Stockhausens "Studie I" läßt, deutlicher noch als die ihr folgende "Studie II", erkennen, daß und warum die Entstehung der Elektronischen Musik auf andere historische Wurzeln zurückverweist als auf die Ansätze von Busoni und Varèse: Elektronische Musik als Medium uneingeschränkter kompositorischer Gestaltungsfreiheit erschien auch und gerade in den frühen 1950er Jahren gerade denjenigen, die konkret mit ihr befaßt waren, keineswegs als Gebot der Stunde. Die Neue Musik, auf die der junge Stockhausen sich berief, war durchaus verschieden von einer von traditionellen und konstruktiven Fesseln befreiten Klangkunst im Sinne von Busoni und Varèse. Stockhausen versuchte auch bei der Arbeit mit technisch produzierten Klängen Konsequenzen daraus zu ziehen, daß seit den 1920er Jahren andere, stärker konstruktivistisch orientierte im avancierten Musikdenken an Bedeutung gewonnen hatten: Die serielle Kompositionstechnik, die er von der Instrumentalmusik bis in den Bereich der Elektronischen Musik hineingetrieben hatte, verstand Stockhausen nicht nur als vollständigen musikalischen Neubeginn, in dem vom einzelnen Ton und seinen Eigenschaften ausgehend eine vollständig neue Musiksprache entwickelt wird, sondern auch als verallgemeinernde Weiterführung eines historisch älteren musikalischen Neuansatzes, nämlich der Zwölftontechnik Arnold Schönbergs und seiner Schüler, insbesondere Anton Weberns. Den ersten Satz von Weberns Konzert für neun Instrumente op. 24 mit seinen vielfältig permutierten und variierten Dreitongruppen interpretierte er als Vorstufe serieller Elektronischer Musik, in der die konstruktive Arbeit mit Tonzellen weiter getrieben wird bis in den Bereich der Klangfarbenkonstruktion hinein. Tatsächlich ist auch Stockhausens "Studie I" aus Dreitongruppen gebildet, die denjenigen Weberns eng verwandt sind. Allerdings erschließt sich die Verwandtschaft der Dreitongruppen Weberns und Stockhausens eher aus der Analyse als aus dem unmittelbaren Höreindruck, da Stockhausen, anders als Webern, die Dreitongruppen nicht in motivischen oder akkordischen Gruppierungen deutlich herausstellt, sondern sie in wechselnden Tongruppierungen weitgehend versteckt, so daß im Fluß ständig wechselnder Gestalten allenfalls noch die Grundcharakteristika der durchgängig strengen Intervallstruktur erkennbar bleiben.

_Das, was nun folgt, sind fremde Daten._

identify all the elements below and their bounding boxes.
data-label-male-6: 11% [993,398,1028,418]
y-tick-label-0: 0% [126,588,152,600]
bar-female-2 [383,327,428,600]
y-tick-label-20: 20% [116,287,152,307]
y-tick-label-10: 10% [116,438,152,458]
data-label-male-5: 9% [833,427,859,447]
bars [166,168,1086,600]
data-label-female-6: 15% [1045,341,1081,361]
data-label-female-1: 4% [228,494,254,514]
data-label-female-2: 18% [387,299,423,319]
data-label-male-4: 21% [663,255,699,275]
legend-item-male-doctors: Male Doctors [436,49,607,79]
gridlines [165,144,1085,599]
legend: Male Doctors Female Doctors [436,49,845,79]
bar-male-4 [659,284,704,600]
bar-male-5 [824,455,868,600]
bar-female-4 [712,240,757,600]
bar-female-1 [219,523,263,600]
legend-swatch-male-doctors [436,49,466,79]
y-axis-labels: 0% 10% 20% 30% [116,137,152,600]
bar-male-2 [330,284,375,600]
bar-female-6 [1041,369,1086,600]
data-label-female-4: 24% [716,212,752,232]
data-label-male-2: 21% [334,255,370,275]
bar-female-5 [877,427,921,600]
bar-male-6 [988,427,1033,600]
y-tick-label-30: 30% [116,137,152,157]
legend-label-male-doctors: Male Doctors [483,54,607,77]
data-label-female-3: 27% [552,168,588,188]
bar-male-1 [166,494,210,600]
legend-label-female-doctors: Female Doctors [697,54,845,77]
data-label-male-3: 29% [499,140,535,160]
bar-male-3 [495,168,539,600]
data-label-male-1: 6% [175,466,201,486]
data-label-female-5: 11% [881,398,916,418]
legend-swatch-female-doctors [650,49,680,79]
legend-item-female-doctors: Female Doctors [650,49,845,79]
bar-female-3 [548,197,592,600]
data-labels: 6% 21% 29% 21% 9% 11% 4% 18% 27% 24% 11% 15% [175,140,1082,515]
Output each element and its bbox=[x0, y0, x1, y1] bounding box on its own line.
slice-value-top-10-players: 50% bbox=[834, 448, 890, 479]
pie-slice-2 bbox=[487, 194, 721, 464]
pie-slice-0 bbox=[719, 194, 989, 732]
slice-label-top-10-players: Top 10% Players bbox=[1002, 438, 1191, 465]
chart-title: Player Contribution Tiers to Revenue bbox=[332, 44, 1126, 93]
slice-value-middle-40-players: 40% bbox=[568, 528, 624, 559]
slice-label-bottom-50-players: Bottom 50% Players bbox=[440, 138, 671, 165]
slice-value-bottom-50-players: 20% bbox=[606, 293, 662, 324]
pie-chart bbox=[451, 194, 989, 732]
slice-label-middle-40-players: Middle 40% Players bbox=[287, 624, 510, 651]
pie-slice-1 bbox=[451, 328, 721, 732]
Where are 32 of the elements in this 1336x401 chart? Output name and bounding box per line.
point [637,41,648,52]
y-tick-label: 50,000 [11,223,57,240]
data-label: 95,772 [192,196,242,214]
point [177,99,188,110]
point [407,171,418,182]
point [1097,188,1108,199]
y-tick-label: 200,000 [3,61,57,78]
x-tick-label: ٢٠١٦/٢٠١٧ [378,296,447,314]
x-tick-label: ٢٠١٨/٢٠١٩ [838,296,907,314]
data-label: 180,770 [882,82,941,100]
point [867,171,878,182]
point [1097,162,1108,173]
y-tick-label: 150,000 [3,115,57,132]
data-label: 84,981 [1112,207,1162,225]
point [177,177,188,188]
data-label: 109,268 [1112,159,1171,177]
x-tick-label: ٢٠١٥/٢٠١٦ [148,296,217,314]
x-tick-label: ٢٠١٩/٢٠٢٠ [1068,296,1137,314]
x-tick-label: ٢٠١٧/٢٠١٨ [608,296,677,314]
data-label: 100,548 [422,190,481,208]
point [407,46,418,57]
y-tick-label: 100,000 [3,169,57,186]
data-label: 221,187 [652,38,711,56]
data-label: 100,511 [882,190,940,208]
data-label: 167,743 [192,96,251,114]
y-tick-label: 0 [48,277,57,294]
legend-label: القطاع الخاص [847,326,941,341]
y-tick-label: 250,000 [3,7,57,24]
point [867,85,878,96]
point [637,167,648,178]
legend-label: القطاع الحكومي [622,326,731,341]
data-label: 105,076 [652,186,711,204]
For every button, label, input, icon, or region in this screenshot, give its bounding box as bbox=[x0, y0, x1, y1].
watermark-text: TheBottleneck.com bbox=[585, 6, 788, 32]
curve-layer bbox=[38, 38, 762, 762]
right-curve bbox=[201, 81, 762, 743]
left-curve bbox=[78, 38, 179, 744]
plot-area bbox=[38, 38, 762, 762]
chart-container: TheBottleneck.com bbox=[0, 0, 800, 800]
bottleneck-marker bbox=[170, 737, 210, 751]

Tonstrukturen, die Webern mit Tönen verschiedener Instrumente (d. h. im Wechsel zwischen verschiedenen Obertonspektren und Klangfarben) zu realisieren versuchte, hat Stockhausen übertragen auf den Elementarbereich der Sinustöne - der elementaren Toneinheiten, die erst in unterschiedlichen Überlagerungen, in unterschiedlichen Konstellationen der Tonhöhen und Lautstärken, die Ausbildung unterschiedlicher Klangfarben ermöglichen. Dabei werden die Intervallkonstellationen überlagerter Sinustöne ambivalent: Einerseits bleiben die einzelnen Töne und Intervalle noch weitgehend erkennbar, andererseits tendieren sie zur Verschmelzung in übergeordneten Klangfarben, in deren Kontext die einzelnen Teiltöne und deren Intervallabstände mehr oder weniger an Bedeutung verlieren oder gänzlich unerkennbar werden. Derartige Ambivalenzen ergaben sich ausschließlich im Höreindruck, während die Klänge und Klangstrukturen selbst eindeutig fixiert sind: In ihren Frequenzen, in ihren Lautstärken und in ihren Dauern. Sinustöne überlagern sich in charakteristisch verschiedenen Gruppierungen und Lautstärke-Abstufungen zu Tongemischen, die ihrerseits in Gruppierungen höherer Ordnung zusammengefaßt sind. Im Wechsel von vertikalen und horizontalen Gruppierungen, von Überlagerungen und Abfolgen ergibt sich ein hierarchisch genau gegliederter Formaufbau vom einzelnen Sinuston bis zum vollständigen Stück. Der strenge Konstruktionsplan scheint keinerlei Spielraum für intuitive Abweichungen und für spontane kompositorische Gestaltungsfreiheit im Sinne etwa von Busoni oder Varèse zu bieten. Dennoch läßt sich zeigen, daß selbst in diesem extrem durchkonstruierten Stück Grenzen der prädeterminierten kompositorischen Konstruktivität zu erkennen sind.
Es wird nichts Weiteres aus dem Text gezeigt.